Kandel / Winden
Zwei Solarparks in Planung
Die Leistung der Freiflächen-Anlage liegt bei 0,75 Megawatt, die durch 2450 Solarmodule erzeugt werden. Die Planungen seien bereits weit fortgeschritten, eigentlich hätte die Anlage dieses Jahr schon in Betrieb gehen können. Zwar hat Corona diesem Zeitplan einen Strich durch die Rechnung gemacht, dennoch befinde man sich auf der Zielgeraden, was Ortsbürgermeister Peter Beutel (SPD) im RHEINPFALZ-Gespräch bestätigt.
Beitrag zur Energiewende
Seit 2018 laufen die Planungen bereits.

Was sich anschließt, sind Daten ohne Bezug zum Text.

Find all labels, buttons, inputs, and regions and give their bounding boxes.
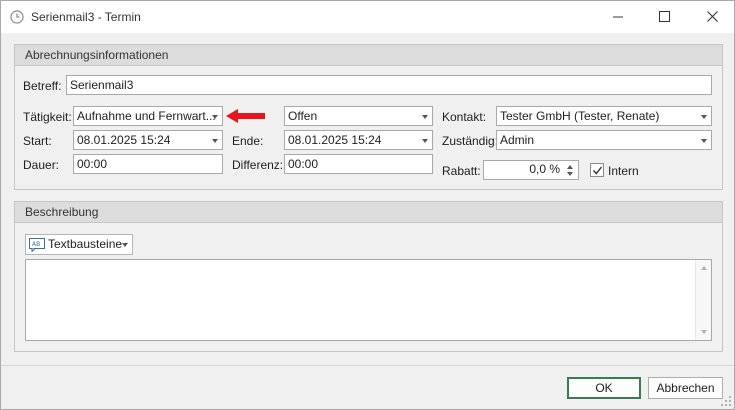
end-datetime-value: 08.01.2025 15:24 bbox=[288, 133, 382, 147]
billing-group-header: Abrechnungsinformationen bbox=[15, 45, 722, 66]
subject-input[interactable]: Serienmail3 bbox=[66, 75, 712, 95]
discount-label: Rabatt: bbox=[442, 164, 481, 178]
description-scrollbar[interactable] bbox=[695, 260, 711, 340]
chevron-down-icon bbox=[422, 115, 428, 119]
end-datetime-picker[interactable]: 08.01.2025 15:24 bbox=[284, 130, 433, 150]
difference-input[interactable]: 00:00 bbox=[284, 154, 433, 174]
internal-checkbox[interactable] bbox=[590, 163, 604, 177]
status-select-value: Offen bbox=[288, 109, 318, 123]
chevron-down-icon bbox=[212, 115, 218, 119]
responsible-label: Zuständig: bbox=[442, 134, 499, 148]
maximize-button[interactable] bbox=[641, 1, 687, 33]
chevron-down-icon bbox=[701, 115, 707, 119]
cancel-button[interactable]: Abbrechen bbox=[648, 377, 723, 399]
internal-label: Intern bbox=[608, 164, 639, 178]
start-datetime-value: 08.01.2025 15:24 bbox=[77, 133, 171, 147]
svg-text:AB: AB bbox=[32, 241, 40, 248]
activity-select[interactable]: Aufnahme und Fernwart... bbox=[73, 106, 223, 126]
chevron-down-icon bbox=[122, 243, 128, 247]
resize-grip-icon[interactable] bbox=[721, 396, 731, 406]
contact-label: Kontakt: bbox=[442, 110, 487, 124]
chevron-down-icon bbox=[212, 139, 218, 143]
contact-select-value: Tester GmbH (Tester, Renate) bbox=[500, 109, 660, 123]
clock-icon bbox=[10, 10, 24, 24]
status-select[interactable]: Offen bbox=[284, 106, 433, 126]
maximize-icon bbox=[659, 11, 670, 22]
chevron-down-icon bbox=[701, 139, 707, 143]
duration-label: Dauer: bbox=[23, 158, 60, 172]
checkmark-icon bbox=[592, 166, 603, 175]
textblocks-label: Textbausteine bbox=[48, 237, 123, 251]
window-title: Serienmail3 - Termin bbox=[31, 10, 141, 24]
duration-input[interactable]: 00:00 bbox=[73, 154, 223, 174]
activity-select-value: Aufnahme und Fernwart... bbox=[77, 109, 216, 123]
ok-button[interactable]: OK bbox=[567, 377, 641, 399]
difference-label: Differenz: bbox=[232, 158, 284, 172]
title-bar: Serienmail3 - Termin bbox=[1, 1, 734, 33]
discount-value: 0,0 % bbox=[529, 162, 560, 176]
end-label: Ende: bbox=[232, 134, 264, 148]
chevron-down-icon bbox=[422, 139, 428, 143]
subject-label: Betreff: bbox=[23, 79, 62, 93]
minimize-button[interactable] bbox=[595, 1, 641, 33]
scroll-down-icon[interactable] bbox=[701, 330, 707, 334]
description-textarea[interactable] bbox=[25, 259, 712, 341]
scroll-up-icon[interactable] bbox=[701, 266, 707, 270]
textblocks-dropdown-button[interactable]: AB Textbausteine bbox=[25, 234, 133, 255]
responsible-select-value: Admin bbox=[500, 133, 535, 147]
start-label: Start: bbox=[23, 134, 52, 148]
spin-up-icon[interactable] bbox=[567, 165, 573, 169]
start-datetime-picker[interactable]: 08.01.2025 15:24 bbox=[73, 130, 223, 150]
footer-divider bbox=[1, 365, 734, 366]
contact-select[interactable]: Tester GmbH (Tester, Renate) bbox=[496, 106, 712, 126]
dialog-window: Serienmail3 - Termin Abrechnungsinformat… bbox=[0, 0, 735, 410]
close-button[interactable] bbox=[689, 1, 735, 33]
description-group-header: Beschreibung bbox=[15, 202, 722, 223]
spin-down-icon[interactable] bbox=[567, 172, 573, 176]
red-arrow-annotation bbox=[226, 109, 265, 123]
discount-stepper[interactable]: 0,0 % bbox=[483, 160, 579, 180]
close-icon bbox=[707, 11, 718, 22]
minimize-icon bbox=[613, 16, 623, 18]
activity-label: Tätigkeit: bbox=[23, 110, 72, 124]
responsible-select[interactable]: Admin bbox=[496, 130, 712, 150]
text-snippet-icon: AB bbox=[29, 238, 45, 252]
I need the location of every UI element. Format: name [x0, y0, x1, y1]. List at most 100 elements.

Die Gemeinde muss 1,5 Hektar Fläche pachten, die drei Grundstücksbesitzer haben bereits zugesagt. „Wir sehen die Photovoltaikanlage zum einen als Beitrag zur Energiewende und zum anderen möchten wir auch etwas daran verdienen“, so der Ortschef. Die Kosten für das Projekt liegen bei 700.000 bis 800.000 Euro und obwohl die staatliche Förderung etwas gesunken ist, lohne sich das Projekt für Winden.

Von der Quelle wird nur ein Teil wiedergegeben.